The education area was reinvented during the last 15 years using the Internet. There are a lot of educational portals like coursera.com, udemy.com, online universities provide excellent opportunities to learn different topics. But some processes like tests are heavy to automate. It’s easy to check automatically mathematical calculations or grammar, but esse writing or language speaking check is till demand the coach participation.

Data science can provide additional possibilities in this area, for example, the language speaking clearness definition. It’s a famous issue in language studying. Clear speaking without a native accent like Norwegian or Indian ones is one of the professional language skills. It’s important for language schools or companies like call centers.

Technology

The project goal is to recognize the accent on audio record.
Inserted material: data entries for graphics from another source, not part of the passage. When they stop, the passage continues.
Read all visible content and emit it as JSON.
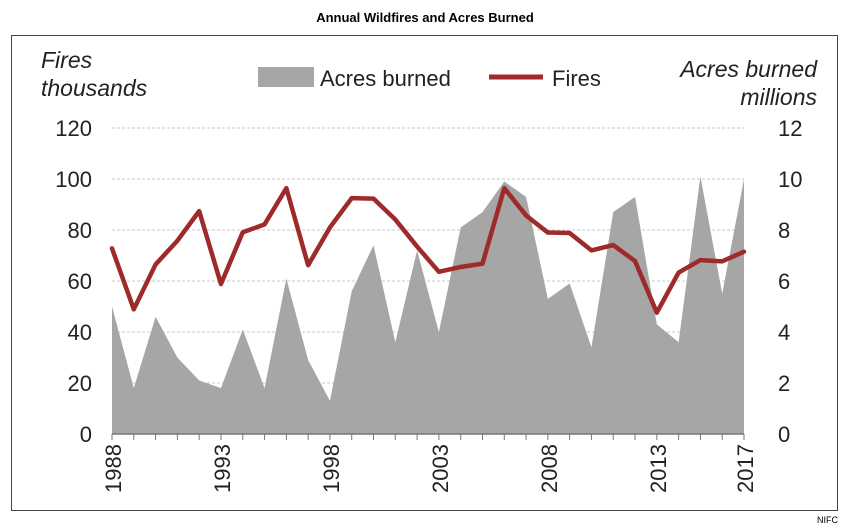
{
  "source": "NIFC",
  "chart_data": {
    "type": "line",
    "title": "Annual Wildfires and Acres Burned",
    "left_axis_label": [
      "Fires",
      "thousands"
    ],
    "right_axis_label": [
      "Acres burned",
      "millions"
    ],
    "x": [
      1988,
      1989,
      1990,
      1991,
      1992,
      1993,
      1994,
      1995,
      1996,
      1997,
      1998,
      1999,
      2000,
      2001,
      2002,
      2003,
      2004,
      2005,
      2006,
      2007,
      2008,
      2009,
      2010,
      2011,
      2012,
      2013,
      2014,
      2015,
      2016,
      2017
    ],
    "x_ticks": [
      1988,
      1993,
      1998,
      2003,
      2008,
      2013,
      2017
    ],
    "left_ylim": [
      0,
      120
    ],
    "left_yticks": [
      0,
      20,
      40,
      60,
      80,
      100,
      120
    ],
    "right_ylim": [
      0,
      12
    ],
    "right_yticks": [
      0,
      2,
      4,
      6,
      8,
      10,
      12
    ],
    "grid": true,
    "legend_position": "top",
    "series": [
      {
        "name": "Acres burned",
        "type": "area",
        "axis": "right",
        "color": "#a6a6a6",
        "values": [
          5.0,
          1.8,
          4.6,
          3.0,
          2.1,
          1.8,
          4.1,
          1.8,
          6.1,
          2.9,
          1.3,
          5.6,
          7.4,
          3.6,
          7.2,
          4.0,
          8.1,
          8.7,
          9.9,
          9.3,
          5.3,
          5.9,
          3.4,
          8.7,
          9.3,
          4.3,
          3.6,
          10.1,
          5.5,
          10.0
        ]
      },
      {
        "name": "Fires",
        "type": "line",
        "axis": "left",
        "color": "#9e2a2a",
        "values": [
          72.8,
          48.9,
          66.5,
          75.8,
          87.4,
          58.8,
          79.1,
          82.2,
          96.4,
          66.2,
          81.0,
          92.5,
          92.3,
          84.1,
          73.5,
          63.6,
          65.5,
          66.8,
          96.4,
          85.7,
          79.0,
          78.8,
          72.0,
          74.1,
          67.8,
          47.6,
          63.3,
          68.2,
          67.7,
          71.5
        ]
      }
    ]
  }
}
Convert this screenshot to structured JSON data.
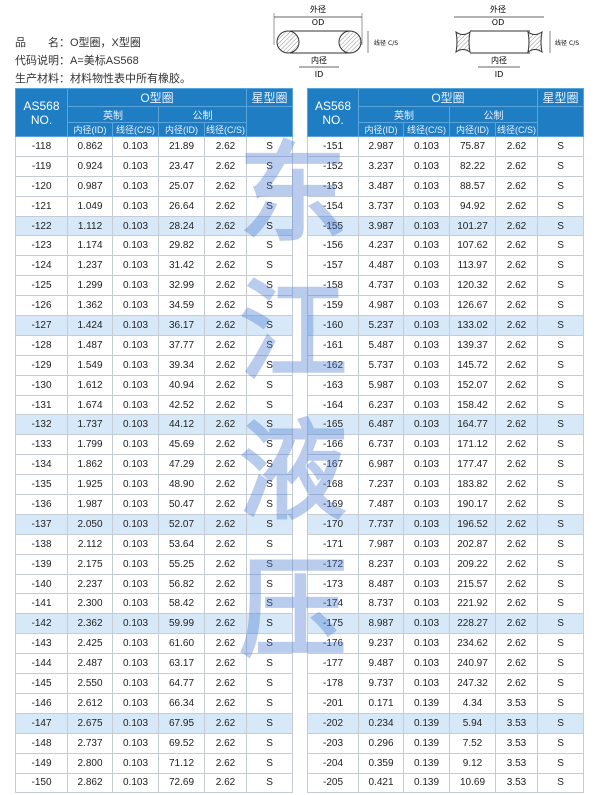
{
  "info": {
    "product_label": "品　　名：",
    "product_value": "O型圈，X型圈",
    "code_label": "代码说明：",
    "code_value": "A=美标AS568",
    "material_label": "生产材料：",
    "material_value": "材料物性表中所有橡胶。"
  },
  "diagram": {
    "od_cn": "外径",
    "od": "OD",
    "id_cn": "内径",
    "id": "ID",
    "cs_cn": "线径",
    "cs": "C/S"
  },
  "table_header": {
    "no": "AS568",
    "no2": "NO.",
    "oring": "O型圈",
    "xring": "星型圈",
    "imperial": "英制",
    "metric": "公制",
    "id": "内径(ID)",
    "cs": "线径(C/S)"
  },
  "watermark": [
    "东",
    "江",
    "液",
    "压"
  ],
  "colors": {
    "header": "#1f7dc4",
    "highlight_row": "#d7e9f8"
  },
  "left_rows": [
    [
      "-118",
      "0.862",
      "0.103",
      "21.89",
      "2.62",
      "S"
    ],
    [
      "-119",
      "0.924",
      "0.103",
      "23.47",
      "2.62",
      "S"
    ],
    [
      "-120",
      "0.987",
      "0.103",
      "25.07",
      "2.62",
      "S"
    ],
    [
      "-121",
      "1.049",
      "0.103",
      "26.64",
      "2.62",
      "S"
    ],
    [
      "-122",
      "1.112",
      "0.103",
      "28.24",
      "2.62",
      "S"
    ],
    [
      "-123",
      "1.174",
      "0.103",
      "29.82",
      "2.62",
      "S"
    ],
    [
      "-124",
      "1.237",
      "0.103",
      "31.42",
      "2.62",
      "S"
    ],
    [
      "-125",
      "1.299",
      "0.103",
      "32.99",
      "2.62",
      "S"
    ],
    [
      "-126",
      "1.362",
      "0.103",
      "34.59",
      "2.62",
      "S"
    ],
    [
      "-127",
      "1.424",
      "0.103",
      "36.17",
      "2.62",
      "S"
    ],
    [
      "-128",
      "1.487",
      "0.103",
      "37.77",
      "2.62",
      "S"
    ],
    [
      "-129",
      "1.549",
      "0.103",
      "39.34",
      "2.62",
      "S"
    ],
    [
      "-130",
      "1.612",
      "0.103",
      "40.94",
      "2.62",
      "S"
    ],
    [
      "-131",
      "1.674",
      "0.103",
      "42.52",
      "2.62",
      "S"
    ],
    [
      "-132",
      "1.737",
      "0.103",
      "44.12",
      "2.62",
      "S"
    ],
    [
      "-133",
      "1.799",
      "0.103",
      "45.69",
      "2.62",
      "S"
    ],
    [
      "-134",
      "1.862",
      "0.103",
      "47.29",
      "2.62",
      "S"
    ],
    [
      "-135",
      "1.925",
      "0.103",
      "48.90",
      "2.62",
      "S"
    ],
    [
      "-136",
      "1.987",
      "0.103",
      "50.47",
      "2.62",
      "S"
    ],
    [
      "-137",
      "2.050",
      "0.103",
      "52.07",
      "2.62",
      "S"
    ],
    [
      "-138",
      "2.112",
      "0.103",
      "53.64",
      "2.62",
      "S"
    ],
    [
      "-139",
      "2.175",
      "0.103",
      "55.25",
      "2.62",
      "S"
    ],
    [
      "-140",
      "2.237",
      "0.103",
      "56.82",
      "2.62",
      "S"
    ],
    [
      "-141",
      "2.300",
      "0.103",
      "58.42",
      "2.62",
      "S"
    ],
    [
      "-142",
      "2.362",
      "0.103",
      "59.99",
      "2.62",
      "S"
    ],
    [
      "-143",
      "2.425",
      "0.103",
      "61.60",
      "2.62",
      "S"
    ],
    [
      "-144",
      "2.487",
      "0.103",
      "63.17",
      "2.62",
      "S"
    ],
    [
      "-145",
      "2.550",
      "0.103",
      "64.77",
      "2.62",
      "S"
    ],
    [
      "-146",
      "2.612",
      "0.103",
      "66.34",
      "2.62",
      "S"
    ],
    [
      "-147",
      "2.675",
      "0.103",
      "67.95",
      "2.62",
      "S"
    ],
    [
      "-148",
      "2.737",
      "0.103",
      "69.52",
      "2.62",
      "S"
    ],
    [
      "-149",
      "2.800",
      "0.103",
      "71.12",
      "2.62",
      "S"
    ],
    [
      "-150",
      "2.862",
      "0.103",
      "72.69",
      "2.62",
      "S"
    ]
  ],
  "right_rows": [
    [
      "-151",
      "2.987",
      "0.103",
      "75.87",
      "2.62",
      "S"
    ],
    [
      "-152",
      "3.237",
      "0.103",
      "82.22",
      "2.62",
      "S"
    ],
    [
      "-153",
      "3.487",
      "0.103",
      "88.57",
      "2.62",
      "S"
    ],
    [
      "-154",
      "3.737",
      "0.103",
      "94.92",
      "2.62",
      "S"
    ],
    [
      "-155",
      "3.987",
      "0.103",
      "101.27",
      "2.62",
      "S"
    ],
    [
      "-156",
      "4.237",
      "0.103",
      "107.62",
      "2.62",
      "S"
    ],
    [
      "-157",
      "4.487",
      "0.103",
      "113.97",
      "2.62",
      "S"
    ],
    [
      "-158",
      "4.737",
      "0.103",
      "120.32",
      "2.62",
      "S"
    ],
    [
      "-159",
      "4.987",
      "0.103",
      "126.67",
      "2.62",
      "S"
    ],
    [
      "-160",
      "5.237",
      "0.103",
      "133.02",
      "2.62",
      "S"
    ],
    [
      "-161",
      "5.487",
      "0.103",
      "139.37",
      "2.62",
      "S"
    ],
    [
      "-162",
      "5.737",
      "0.103",
      "145.72",
      "2.62",
      "S"
    ],
    [
      "-163",
      "5.987",
      "0.103",
      "152.07",
      "2.62",
      "S"
    ],
    [
      "-164",
      "6.237",
      "0.103",
      "158.42",
      "2.62",
      "S"
    ],
    [
      "-165",
      "6.487",
      "0.103",
      "164.77",
      "2.62",
      "S"
    ],
    [
      "-166",
      "6.737",
      "0.103",
      "171.12",
      "2.62",
      "S"
    ],
    [
      "-167",
      "6.987",
      "0.103",
      "177.47",
      "2.62",
      "S"
    ],
    [
      "-168",
      "7.237",
      "0.103",
      "183.82",
      "2.62",
      "S"
    ],
    [
      "-169",
      "7.487",
      "0.103",
      "190.17",
      "2.62",
      "S"
    ],
    [
      "-170",
      "7.737",
      "0.103",
      "196.52",
      "2.62",
      "S"
    ],
    [
      "-171",
      "7.987",
      "0.103",
      "202.87",
      "2.62",
      "S"
    ],
    [
      "-172",
      "8.237",
      "0.103",
      "209.22",
      "2.62",
      "S"
    ],
    [
      "-173",
      "8.487",
      "0.103",
      "215.57",
      "2.62",
      "S"
    ],
    [
      "-174",
      "8.737",
      "0.103",
      "221.92",
      "2.62",
      "S"
    ],
    [
      "-175",
      "8.987",
      "0.103",
      "228.27",
      "2.62",
      "S"
    ],
    [
      "-176",
      "9.237",
      "0.103",
      "234.62",
      "2.62",
      "S"
    ],
    [
      "-177",
      "9.487",
      "0.103",
      "240.97",
      "2.62",
      "S"
    ],
    [
      "-178",
      "9.737",
      "0.103",
      "247.32",
      "2.62",
      "S"
    ],
    [
      "-201",
      "0.171",
      "0.139",
      "4.34",
      "3.53",
      "S"
    ],
    [
      "-202",
      "0.234",
      "0.139",
      "5.94",
      "3.53",
      "S"
    ],
    [
      "-203",
      "0.296",
      "0.139",
      "7.52",
      "3.53",
      "S"
    ],
    [
      "-204",
      "0.359",
      "0.139",
      "9.12",
      "3.53",
      "S"
    ],
    [
      "-205",
      "0.421",
      "0.139",
      "10.69",
      "3.53",
      "S"
    ]
  ],
  "highlighted_rows": [
    "-122",
    "-127",
    "-132",
    "-137",
    "-142",
    "-147",
    "-155",
    "-160",
    "-165",
    "-170",
    "-175",
    "-202"
  ]
}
Deep Neural Networks approach was chosen to solve this task. The basic solution was done for “native English” and “non-native English” speakers, but during research, it was excluded from classification different accents (f.e. French, Arabic, etc).

Stella dataset was used to train the Deep Learning model, which provides 30 seconds of audio files from one speaker with few accents. BeautifulSoup library was used for scraping the data from the webpage.

Data preprocessing involves converting each audio file to vectors with 13 unique features. To get all the samples processed Mel-frequency Cepstrum Coefficients (MFCC) technique was utilized, which can be done with Librosa Python library.

The data processed was used as a training data to Convolutional Neural Network with 6 layers.

The classification accuracy of the solution is about 80%.